Lately, prominent journals have been putting its spotlight on international students — specifically Chinese international students — due to their committing frauds in applying to U.S. colleges. Essentially, these international students would take one of two routes (or both) in committing fraud:
1. Pay tens of thousands of dollars for a fraud service that sends out falsified high school transcripts, fake letter of recommendations, and forged personal essays to colleges. Oftentimes, the fraud service would even provide fake interviews for their customers.
2. Also, pay thousands of dollars and have a test scammer take the SAT and the TOEFL tests under the customer’s name, and let the exam shine as the sole reason of acceptance.
Surprisingly, these students have had lots of success with the scam industry since decades past; a significant amount of its customers have actually been accepted to numerous public and private U.S. colleges, such as U.C. Davis, Virginia Tech, USC, NYU, and Georgia Tech. In fact, Forbes referred to a 2010 report that found 90 percent of all recommendation letters for Chinese international applicants to U.S. universities are fake, 70 percent of application essays are not written by the student, and 50 percent of grade transcripts are counterfeit. The report also found 80 percent of Chinese applicants to American undergraduate programs are aided by agents, most of which do not use ethical practices.

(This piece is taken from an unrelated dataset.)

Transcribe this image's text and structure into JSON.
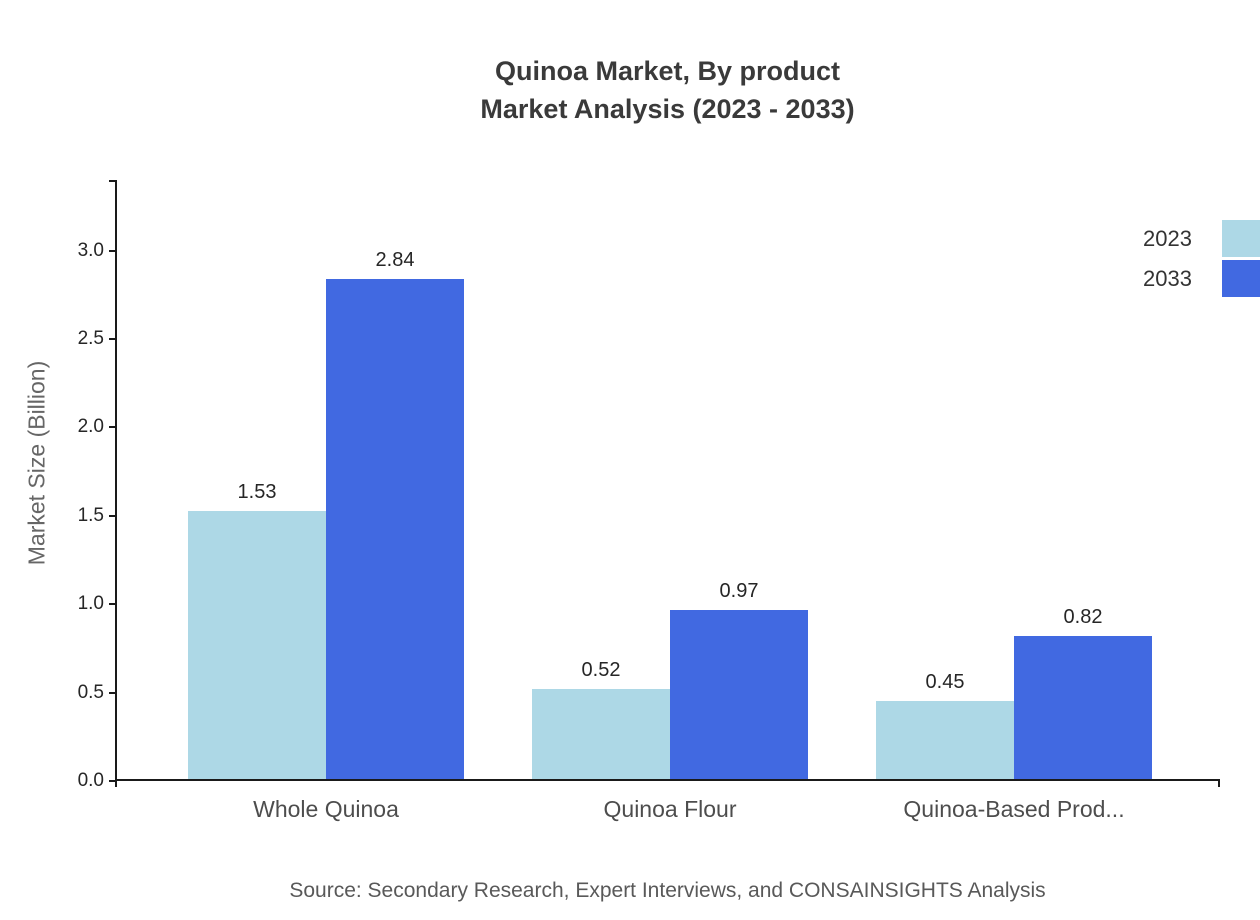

The reason behind the successes of the Chinese application scamming industry is due to an ever-increasing pressure on Chinese students from their super-competitive parents to attend a college in the U.S. Also, with the recent announcement of a 7-year jail punishment for Chinese students caught cheating on its national university-entrance exam, gaokao, many international students are turning towards phony college applications to institutions in the United States.

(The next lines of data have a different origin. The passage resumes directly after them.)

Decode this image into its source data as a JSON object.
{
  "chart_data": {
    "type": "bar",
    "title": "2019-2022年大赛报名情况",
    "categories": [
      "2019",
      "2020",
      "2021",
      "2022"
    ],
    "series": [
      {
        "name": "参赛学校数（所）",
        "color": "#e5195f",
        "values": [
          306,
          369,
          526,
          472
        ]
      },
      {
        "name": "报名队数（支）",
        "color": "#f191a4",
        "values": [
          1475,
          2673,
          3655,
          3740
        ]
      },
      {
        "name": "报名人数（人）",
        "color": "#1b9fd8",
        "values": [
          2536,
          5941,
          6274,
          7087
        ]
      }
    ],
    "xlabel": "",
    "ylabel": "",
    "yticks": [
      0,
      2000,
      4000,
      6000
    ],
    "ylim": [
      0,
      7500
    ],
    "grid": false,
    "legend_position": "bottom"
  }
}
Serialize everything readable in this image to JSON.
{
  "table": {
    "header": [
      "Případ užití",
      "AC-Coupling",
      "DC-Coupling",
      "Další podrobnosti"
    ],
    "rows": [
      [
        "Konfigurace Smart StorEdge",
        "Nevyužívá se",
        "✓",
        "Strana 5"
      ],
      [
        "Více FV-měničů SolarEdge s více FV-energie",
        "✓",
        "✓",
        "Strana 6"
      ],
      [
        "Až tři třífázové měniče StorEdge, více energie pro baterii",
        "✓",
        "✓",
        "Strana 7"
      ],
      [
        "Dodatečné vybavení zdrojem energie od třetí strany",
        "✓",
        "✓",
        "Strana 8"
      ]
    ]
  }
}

In the midst of all of this, I’ve recently read about the backlash of numerous residents upon realizing that their public universities are accepting more non-resident students each year. By the term “non-resident,” they are referring mainly to the incoming students from other states within the country. The residents are upset that their tax money goes to the education of students who do not even reside within the state. Some are also angered over the fact that their children are denied acceptance because non-residents (who are supposedly as qualified as their children) have taken the spots at the institution.
And yes, that’s a completely valid argument. But to angry-resident parents and students, let me offer a thought: instead of demanding public institutions to lower their standards to admit your state-resident child, wouldn’t it be better to propose that institutions thoroughly examine and prevent falling into the trap of these rigged college-application systems to your public universities? One can make the argument that the spot taken by an international student who cheated their way in could very well be your child’s.
Touchy subject, I know. Regardless, don’t blame the U.S. non-residents — most of these students applied to colleges under the same process that a state resident student would, and they got accepted because they truly deserved the admittance. Without a doubt, though, blame goes to those who cheated the system.